TOKYO (AP) - Japan is set to unveil a 1.8 trillion yen (US$16.5 billion) pump-priming package Friday to shore up the flagging economy hit by soaring energy and material prices, Kyodo News reported.
The Ministry of Finance said no announcement had been made yet and declined comment on the Kyodo report, which cited ruling coalition lawmakers.
The measures will include income tax cuts, although the size of the tax breaks and their timing won't be decided until later, Kyodo said.
The package is also expected to provide financial aid to small and midsize businesses and discounts for expressway tolls.
Many economists see the stimulus package as a publicity stunt by the unpopular Prime Minister Yasuo Fukuda to revive approval ratings for his Cabinet.
Public discontent against Fukuda has been growing following a series of scandals, including lost pension records, bribery in the military and dubious spending by the agriculture minister.
Growth in the world's No. 2 economy has come to a virtual halt against the backdrop of higher energy and materials prices, slowing exports and the global credit crunch.
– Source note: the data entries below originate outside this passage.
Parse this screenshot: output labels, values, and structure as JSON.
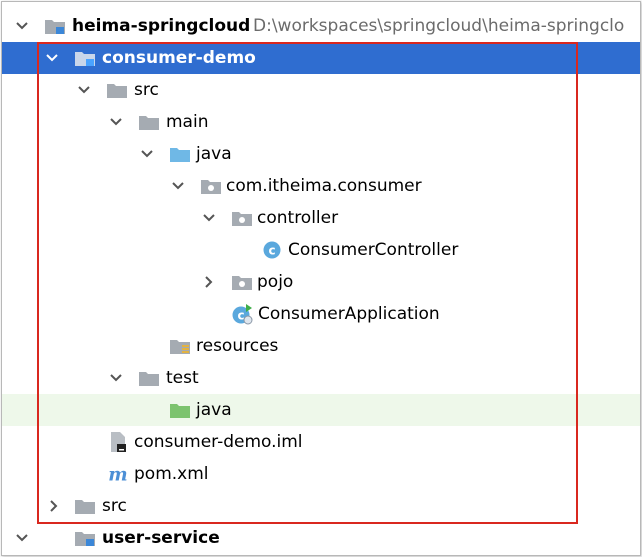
{
  "tree": {
    "root": {
      "label": "heima-springcloud",
      "path": "D:\\workspaces\\springcloud\\heima-springclo"
    },
    "consumer_demo": "consumer-demo",
    "src": "src",
    "main": "main",
    "java_main": "java",
    "package": "com.itheima.consumer",
    "controller": "controller",
    "consumer_controller": "ConsumerController",
    "pojo": "pojo",
    "consumer_application": "ConsumerApplication",
    "resources": "resources",
    "test": "test",
    "java_test": "java",
    "iml": "consumer-demo.iml",
    "pom": "pom.xml",
    "root_src": "src",
    "user_service": "user-service"
  },
  "icons": {
    "chevron_expanded": "chevron-down-icon",
    "chevron_collapsed": "chevron-right-icon",
    "folder": "folder-icon",
    "module": "module-folder-icon",
    "source_root": "source-root-icon",
    "test_root": "test-root-icon",
    "package": "package-icon",
    "class": "class-icon",
    "spring_class": "spring-boot-class-icon",
    "resources": "resources-folder-icon",
    "iml": "iml-file-icon",
    "maven": "maven-icon"
  },
  "colors": {
    "selection": "#2f6dd0",
    "test_highlight": "#eef8ea",
    "annotation_box": "#d9281f",
    "folder": "#a5abb2",
    "source_root": "#6fb8e6",
    "test_root": "#7cc36e",
    "class_badge": "#5aa8dd"
  }
}
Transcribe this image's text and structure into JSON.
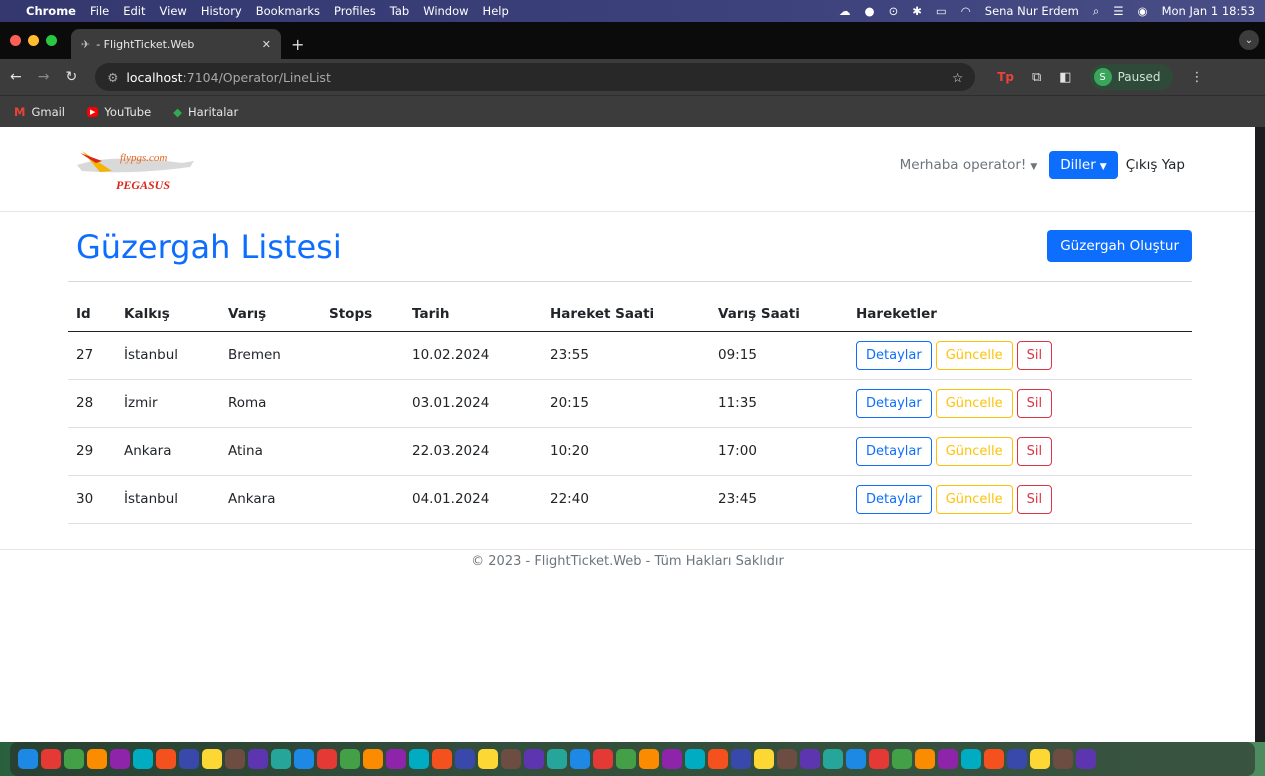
{
  "menubar": {
    "app": "Chrome",
    "items": [
      "File",
      "Edit",
      "View",
      "History",
      "Bookmarks",
      "Profiles",
      "Tab",
      "Window",
      "Help"
    ],
    "user": "Sena Nur Erdem",
    "clock": "Mon Jan 1  18:53"
  },
  "browser": {
    "tab_title": "- FlightTicket.Web",
    "url_host": "localhost",
    "url_path": ":7104/Operator/LineList",
    "profile_status": "Paused",
    "profile_initial": "S",
    "bookmarks": [
      "Gmail",
      "YouTube",
      "Haritalar"
    ]
  },
  "site": {
    "logo_text": "flypgs.com",
    "logo_brand": "PEGASUS",
    "greeting": "Merhaba operator!",
    "languages_label": "Diller",
    "logout_label": "Çıkış Yap"
  },
  "main": {
    "title": "Güzergah Listesi",
    "create_button": "Güzergah Oluştur",
    "columns": [
      "Id",
      "Kalkış",
      "Varış",
      "Stops",
      "Tarih",
      "Hareket Saati",
      "Varış Saati",
      "Hareketler"
    ],
    "rows": [
      {
        "id": "27",
        "from": "İstanbul",
        "to": "Bremen",
        "stops": "",
        "date": "10.02.2024",
        "dep": "23:55",
        "arr": "09:15"
      },
      {
        "id": "28",
        "from": "İzmir",
        "to": "Roma",
        "stops": "",
        "date": "03.01.2024",
        "dep": "20:15",
        "arr": "11:35"
      },
      {
        "id": "29",
        "from": "Ankara",
        "to": "Atina",
        "stops": "",
        "date": "22.03.2024",
        "dep": "10:20",
        "arr": "17:00"
      },
      {
        "id": "30",
        "from": "İstanbul",
        "to": "Ankara",
        "stops": "",
        "date": "04.01.2024",
        "dep": "22:40",
        "arr": "23:45"
      }
    ],
    "actions": {
      "details": "Detaylar",
      "update": "Güncelle",
      "delete": "Sil"
    }
  },
  "footer": {
    "text": "© 2023 - FlightTicket.Web - Tüm Hakları Saklıdır"
  },
  "colors": {
    "primary": "#0d6efd",
    "warning": "#ffc107",
    "danger": "#dc3545"
  },
  "dock_icons": [
    "finder",
    "launchpad",
    "spotify",
    "whatsapp",
    "safari",
    "mail",
    "messages",
    "facetime",
    "photos",
    "calendar",
    "notes",
    "chrome",
    "finder2",
    "podcasts",
    "numbers",
    "keynote",
    "pages",
    "music",
    "slack",
    "settings",
    "appstore",
    "teams",
    "edge",
    "vscode-alt",
    "xcode",
    "vscode",
    "figma",
    "postman",
    "git",
    "intellij",
    "sourcetree",
    "outlook",
    "acrobat",
    "zoom",
    "github",
    "terminal",
    "sublime",
    "db",
    "dbeaver",
    "rider",
    "dotnet",
    "powerpoint",
    "word",
    "preview",
    "notes2",
    "downloads",
    "trash"
  ]
}
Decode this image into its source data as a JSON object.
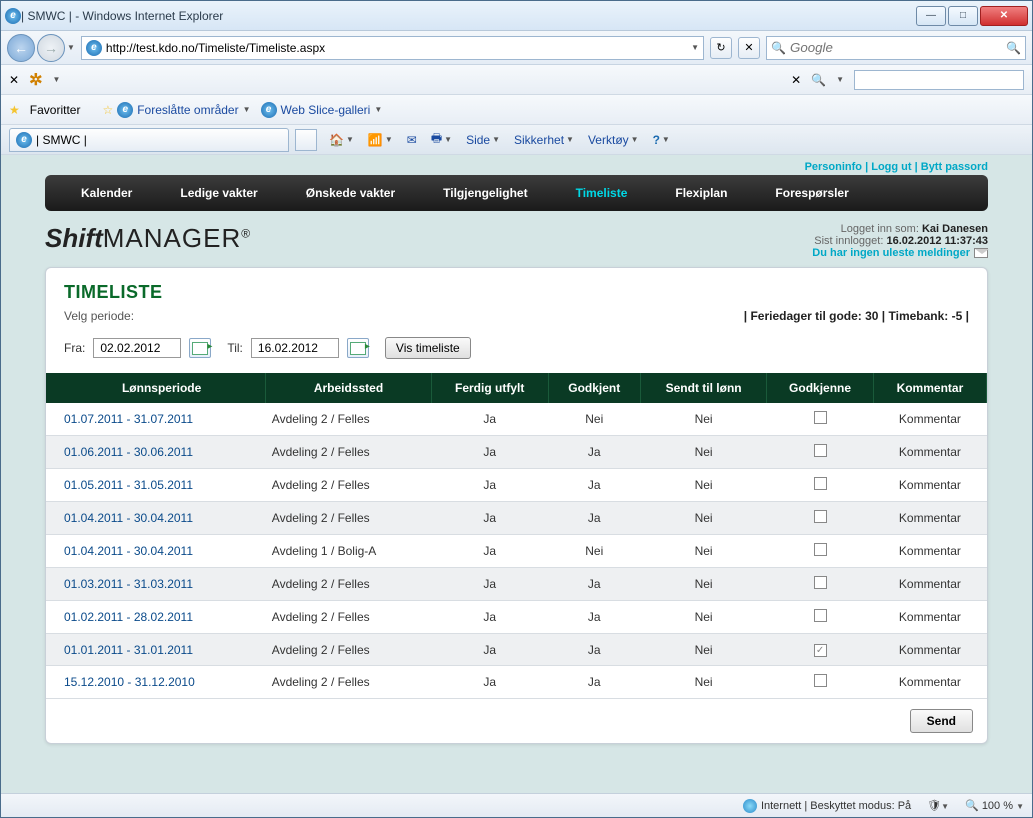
{
  "window": {
    "title": "| SMWC | - Windows Internet Explorer",
    "url": "http://test.kdo.no/Timeliste/Timeliste.aspx",
    "search_placeholder": "Google"
  },
  "ie_toolbar": {
    "favorites": "Favoritter",
    "suggested": "Foreslåtte områder",
    "webslice": "Web Slice-galleri",
    "tab_title": "| SMWC |",
    "side": "Side",
    "sikkerhet": "Sikkerhet",
    "verktoy": "Verktøy"
  },
  "top_links": {
    "personinfo": "Personinfo",
    "loggut": "Logg ut",
    "byttpassord": "Bytt passord"
  },
  "nav": {
    "items": [
      {
        "label": "Kalender",
        "active": false
      },
      {
        "label": "Ledige vakter",
        "active": false
      },
      {
        "label": "Ønskede vakter",
        "active": false
      },
      {
        "label": "Tilgjengelighet",
        "active": false
      },
      {
        "label": "Timeliste",
        "active": true
      },
      {
        "label": "Flexiplan",
        "active": false
      },
      {
        "label": "Forespørsler",
        "active": false
      }
    ]
  },
  "login": {
    "logged_in_as_label": "Logget inn som:",
    "logged_in_as": "Kai Danesen",
    "last_login_label": "Sist innlogget:",
    "last_login": "16.02.2012 11:37:43",
    "unread_msg": "Du har ingen uleste meldinger"
  },
  "panel": {
    "title": "TIMELISTE",
    "velg_periode": "Velg periode:",
    "summary": "| Feriedager til gode: 30 | Timebank: -5 |",
    "fra_label": "Fra:",
    "fra_value": "02.02.2012",
    "til_label": "Til:",
    "til_value": "16.02.2012",
    "vis_btn": "Vis timeliste",
    "send_btn": "Send"
  },
  "table": {
    "headers": [
      "Lønnsperiode",
      "Arbeidssted",
      "Ferdig utfylt",
      "Godkjent",
      "Sendt til lønn",
      "Godkjenne",
      "Kommentar"
    ],
    "rows": [
      {
        "period": "01.07.2011 - 31.07.2011",
        "sted": "Avdeling 2 / Felles",
        "ferdig": "Ja",
        "godkjent": "Nei",
        "sendt": "Nei",
        "approve": false,
        "kommentar": "Kommentar"
      },
      {
        "period": "01.06.2011 - 30.06.2011",
        "sted": "Avdeling 2 / Felles",
        "ferdig": "Ja",
        "godkjent": "Ja",
        "sendt": "Nei",
        "approve": false,
        "kommentar": "Kommentar"
      },
      {
        "period": "01.05.2011 - 31.05.2011",
        "sted": "Avdeling 2 / Felles",
        "ferdig": "Ja",
        "godkjent": "Ja",
        "sendt": "Nei",
        "approve": false,
        "kommentar": "Kommentar"
      },
      {
        "period": "01.04.2011 - 30.04.2011",
        "sted": "Avdeling 2 / Felles",
        "ferdig": "Ja",
        "godkjent": "Ja",
        "sendt": "Nei",
        "approve": false,
        "kommentar": "Kommentar"
      },
      {
        "period": "01.04.2011 - 30.04.2011",
        "sted": "Avdeling 1 / Bolig-A",
        "ferdig": "Ja",
        "godkjent": "Nei",
        "sendt": "Nei",
        "approve": false,
        "kommentar": "Kommentar"
      },
      {
        "period": "01.03.2011 - 31.03.2011",
        "sted": "Avdeling 2 / Felles",
        "ferdig": "Ja",
        "godkjent": "Ja",
        "sendt": "Nei",
        "approve": false,
        "kommentar": "Kommentar"
      },
      {
        "period": "01.02.2011 - 28.02.2011",
        "sted": "Avdeling 2 / Felles",
        "ferdig": "Ja",
        "godkjent": "Ja",
        "sendt": "Nei",
        "approve": false,
        "kommentar": "Kommentar"
      },
      {
        "period": "01.01.2011 - 31.01.2011",
        "sted": "Avdeling 2 / Felles",
        "ferdig": "Ja",
        "godkjent": "Ja",
        "sendt": "Nei",
        "approve": true,
        "kommentar": "Kommentar"
      },
      {
        "period": "15.12.2010 - 31.12.2010",
        "sted": "Avdeling 2 / Felles",
        "ferdig": "Ja",
        "godkjent": "Ja",
        "sendt": "Nei",
        "approve": false,
        "kommentar": "Kommentar"
      }
    ]
  },
  "statusbar": {
    "zone": "Internett | Beskyttet modus: På",
    "zoom": "100 %"
  }
}
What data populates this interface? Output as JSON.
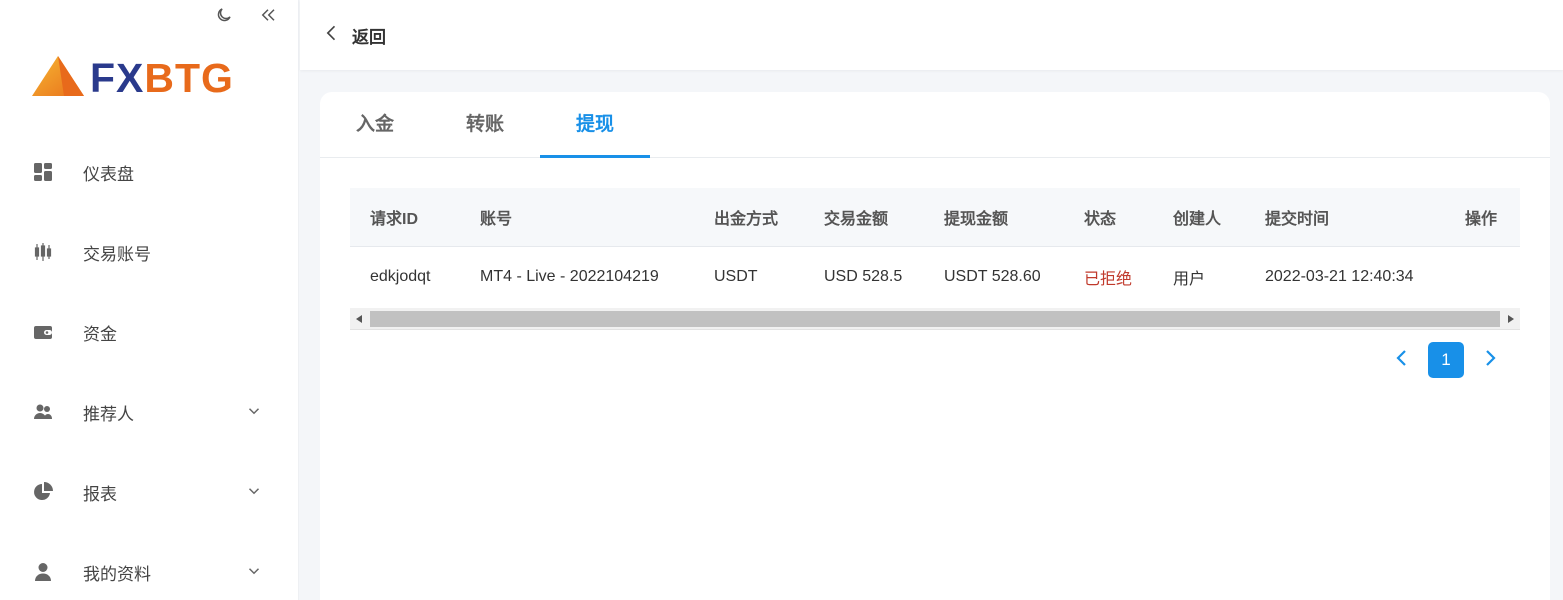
{
  "brand": {
    "fx": "FX",
    "btg": "BTG",
    "accent": "#1890e8",
    "orange": "#e86a1b",
    "navy": "#2a3a8c"
  },
  "sidebar_tools": {
    "theme_icon": "moon-icon",
    "collapse_icon": "double-chevron-left-icon"
  },
  "sidebar": {
    "items": [
      {
        "label": "仪表盘",
        "icon": "dashboard-icon"
      },
      {
        "label": "交易账号",
        "icon": "candlestick-icon"
      },
      {
        "label": "资金",
        "icon": "wallet-icon"
      },
      {
        "label": "推荐人",
        "icon": "users-icon",
        "expandable": true
      },
      {
        "label": "报表",
        "icon": "pie-chart-icon",
        "expandable": true
      },
      {
        "label": "我的资料",
        "icon": "user-icon",
        "expandable": true
      }
    ]
  },
  "header": {
    "back_label": "返回"
  },
  "tabs": [
    {
      "label": "入金"
    },
    {
      "label": "转账"
    },
    {
      "label": "提现",
      "active": true
    }
  ],
  "table": {
    "columns": [
      "请求ID",
      "账号",
      "出金方式",
      "交易金额",
      "提现金额",
      "状态",
      "创建人",
      "提交时间",
      "操作"
    ],
    "rows": [
      {
        "id": "edkjodqt",
        "account": "MT4 - Live - 2022104219",
        "method": "USDT",
        "trade_amount": "USD 528.5",
        "withdraw_amount": "USDT 528.60",
        "status": "已拒绝",
        "creator": "用户",
        "submitted": "2022-03-21 12:40:34",
        "action": ""
      }
    ]
  },
  "pagination": {
    "current": "1"
  }
}
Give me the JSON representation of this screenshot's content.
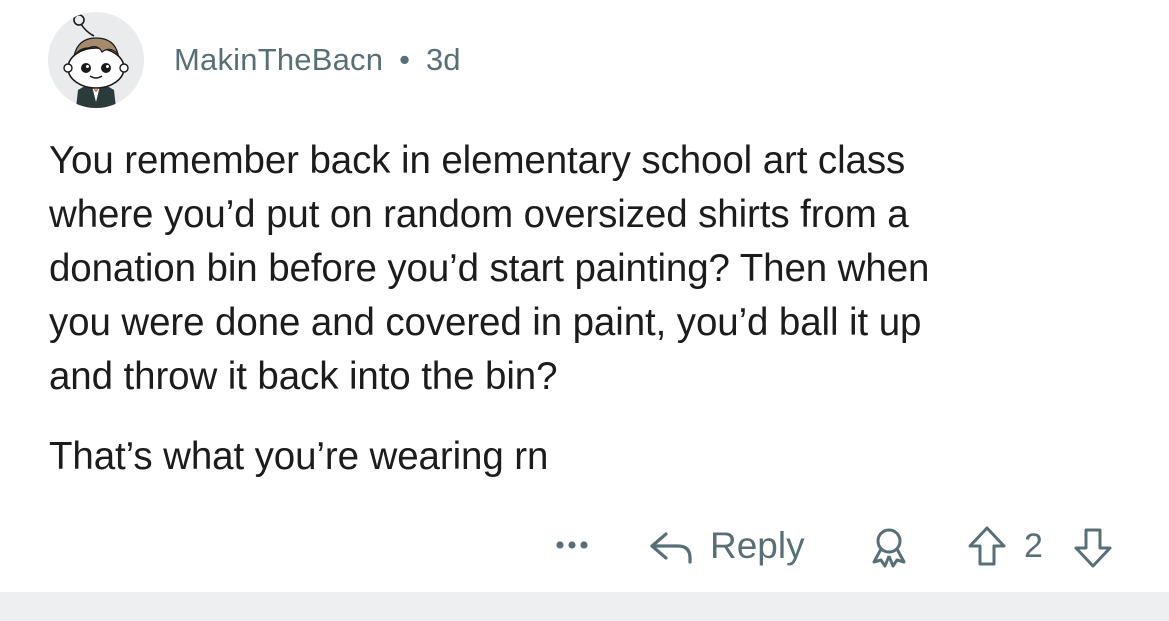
{
  "comment": {
    "author": "MakinTheBacn",
    "separator": "•",
    "age": "3d",
    "paragraphs": [
      "You remember back in elementary school art class\nwhere you’d put on random oversized shirts from a\ndonation bin before you’d start painting? Then when\nyou were done and covered in paint, you’d ball it up\nand throw it back into the bin?",
      "That’s what you’re wearing rn"
    ]
  },
  "actions": {
    "more_icon": "ellipsis-icon",
    "reply_icon": "reply-arrow-icon",
    "reply_label": "Reply",
    "award_icon": "award-icon",
    "upvote_icon": "upvote-arrow-icon",
    "score": "2",
    "downvote_icon": "downvote-arrow-icon"
  },
  "colors": {
    "meta_text": "#576f76",
    "body_text": "#1c1c1c",
    "avatar_bg": "#e9ebed",
    "footer_band": "#edeff1"
  }
}
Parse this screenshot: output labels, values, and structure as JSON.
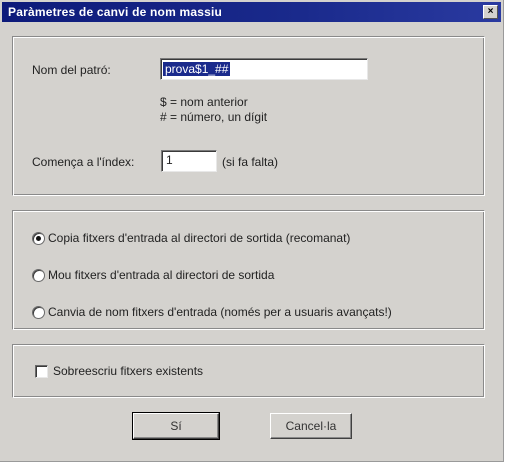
{
  "window": {
    "title": "Paràmetres de canvi de nom massiu",
    "close_glyph": "×"
  },
  "pattern": {
    "label": "Nom del patró:",
    "value": "prova$1_##",
    "hint_line1": "$ = nom anterior",
    "hint_line2": "# = número, un dígit"
  },
  "index": {
    "label": "Comença a l'índex:",
    "value": "1",
    "suffix": "(si fa falta)"
  },
  "options": [
    {
      "label": "Copia fitxers d'entrada al directori de sortida (recomanat)",
      "selected": true
    },
    {
      "label": "Mou fitxers d'entrada al directori de sortida",
      "selected": false
    },
    {
      "label": "Canvia de nom fitxers d'entrada (només per a usuaris avançats!)",
      "selected": false
    }
  ],
  "overwrite": {
    "label": "Sobreescriu fitxers existents",
    "checked": false
  },
  "buttons": {
    "ok_label": "Sí",
    "cancel_label": "Cancel·la"
  }
}
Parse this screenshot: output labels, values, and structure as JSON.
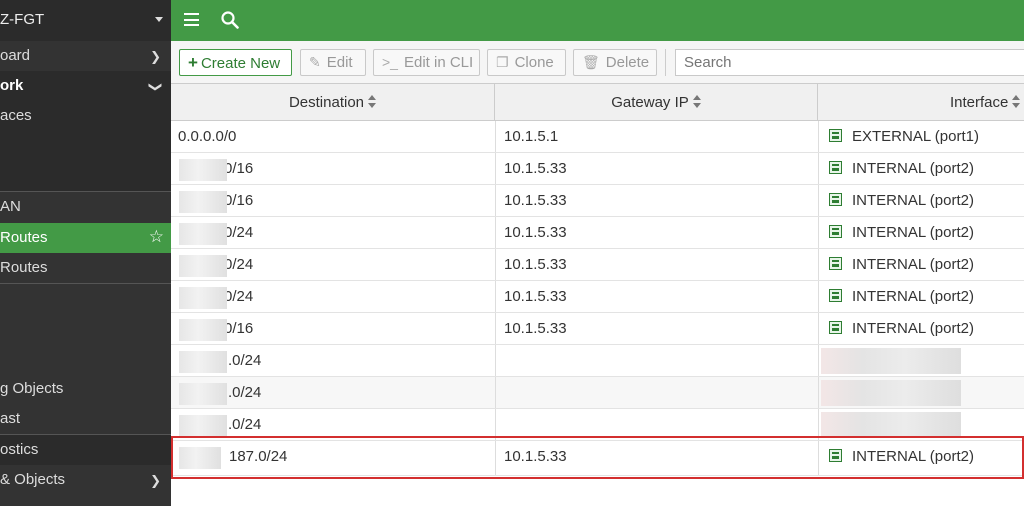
{
  "sidebar": {
    "device_name": "Z-FGT",
    "items": [
      {
        "label": "oard"
      },
      {
        "label": "ork"
      },
      {
        "label": "aces"
      },
      {
        "label": "AN"
      },
      {
        "label": "Routes"
      },
      {
        "label": "Routes"
      },
      {
        "label": "g Objects"
      },
      {
        "label": "ast"
      },
      {
        "label": "ostics"
      },
      {
        "label": "& Objects"
      }
    ]
  },
  "toolbar": {
    "create_new": "Create New",
    "edit": "Edit",
    "edit_in_cli": "Edit in CLI",
    "clone": "Clone",
    "delete": "Delete",
    "search_placeholder": "Search"
  },
  "table": {
    "columns": [
      "Destination",
      "Gateway IP",
      "Interface"
    ],
    "rows": [
      {
        "destination": "0.0.0.0/0",
        "gateway": "10.1.5.1",
        "interface": "EXTERNAL (port1)"
      },
      {
        "destination": "0/16",
        "gateway": "10.1.5.33",
        "interface": "INTERNAL (port2)"
      },
      {
        "destination": "0/16",
        "gateway": "10.1.5.33",
        "interface": "INTERNAL (port2)"
      },
      {
        "destination": "0/24",
        "gateway": "10.1.5.33",
        "interface": "INTERNAL (port2)"
      },
      {
        "destination": "0/24",
        "gateway": "10.1.5.33",
        "interface": "INTERNAL (port2)"
      },
      {
        "destination": "0/24",
        "gateway": "10.1.5.33",
        "interface": "INTERNAL (port2)"
      },
      {
        "destination": "0/16",
        "gateway": "10.1.5.33",
        "interface": "INTERNAL (port2)"
      },
      {
        "destination": ".0/24",
        "gateway": "",
        "interface": ""
      },
      {
        "destination": ".0/24",
        "gateway": "",
        "interface": ""
      },
      {
        "destination": ".0/24",
        "gateway": "",
        "interface": ""
      },
      {
        "destination": "187.0/24",
        "gateway": "10.1.5.33",
        "interface": "INTERNAL (port2)"
      }
    ]
  },
  "colors": {
    "brand_green": "#439a46",
    "sidebar_bg": "#333333",
    "highlight_red": "#d32f2f"
  },
  "icons": {
    "menu": "hamburger-icon",
    "search": "search-icon",
    "port": "network-port-icon"
  }
}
Second-quarter gross domestic product, which contracted at a 2.4 percent annual pace, suggests that the country teeters on the brink of recession.
Former Prime Minister Junichiro Koizumi, whose five-year term ended last year, had set economic reforms as his major goals in an effort to shrink Japan's ballooning public debt, and had steered away from massive government spending.
Opinion is still divided on whether deficit-covering bonds would be issued to cover the cost of the stimulus package.
Also Friday, the government issued data that showed signs of accelerating inflation, fueled by soaring fuel and raw material costs.
Japan's core inflation rate surged to a decade high of 2.4 percent last month, according to government numbers, climbing for the 10th straight month.
The jobless rate fell to 4 percent in July from 4.1 percent.